Russian archaeologists explaned the mystery of blade made in Germany in 12th century, adorned in Sweden and on end found in Siberia. As the say the sword probably belonged to Tsar Ivan the Terrible, it was a gift to him during his conquest of Siberia. As reported by Siberian times , the medieval sword was found accidentally during excavations back in 1975 that were led by Vyacheslav Molodin that studied the Bronze Age settlements on the rivers of Siberia.
As reported the sword was just lying about 5 centimeters beneath the grass and was very well-preserved sword.
It has amazing inscriptions on both sides and due to it’s position it has been found it was probably not deliberately buried in ground.
At first it was puzzling the scientists where this sword came from as this kind of weapon was never found in Siberia, however during further research they have revealed it originated in Rhine basin of Germany, then it was transported to Swedish Gotland where he was inscribed with Norse pattern that writes: “In the name of the mother of our savior eternal, eternal Lord and Savior. Christ Jesus Christ.”
“There has been widespread debate about how the sword ended up in Russia, with assumptions it was either carried along a trade route, or taken as a spoil of war from skirmishes in the region,” reports the Siberian Times. “According to Arab historians, in the middle of the 12th century there was an ancient northern path through Russia to the River Ob, called the Zyryanskaya road or Russky tes. Over the centuries archaeologists have found a treasure trove of coins, silver vessels and medieval jewellery in the Urals and lower reaches of the Ob, having travelled from the west.”

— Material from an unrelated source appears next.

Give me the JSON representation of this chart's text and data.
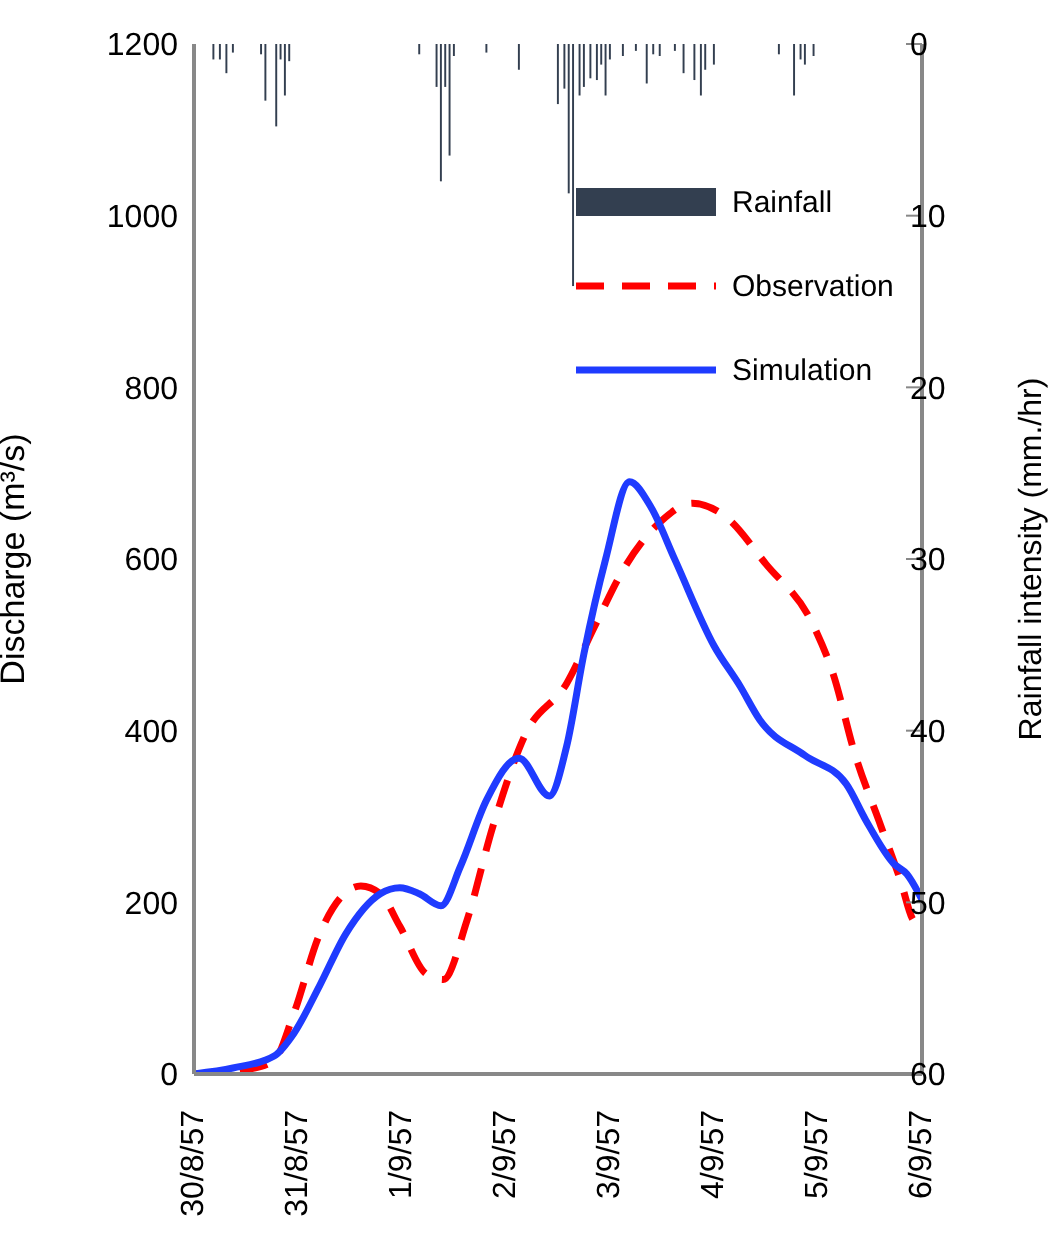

Archaeologist Molodin however gave different perspective. According to his latest theory, the sword may have belonged to Tsar Ivan IV (Ivan the Terrible), who was the Grand Prince of Moscow from 1533 to 1547 and Tsar of all the Russias from 1547 until his death in 1584.
It was said that Ivans conquest of territory enabled a relationship with Europe through trade, and maybe exactly due to this trade did Ivan acquire such gift from western traders. Molodin proposes that the weapon was then taken from the royal armory by the legendary warrior Ivan Koltso, a gift from Ivan ahead of the conquest of Siberia, led by Cossack leader Yermak Timofeyevich.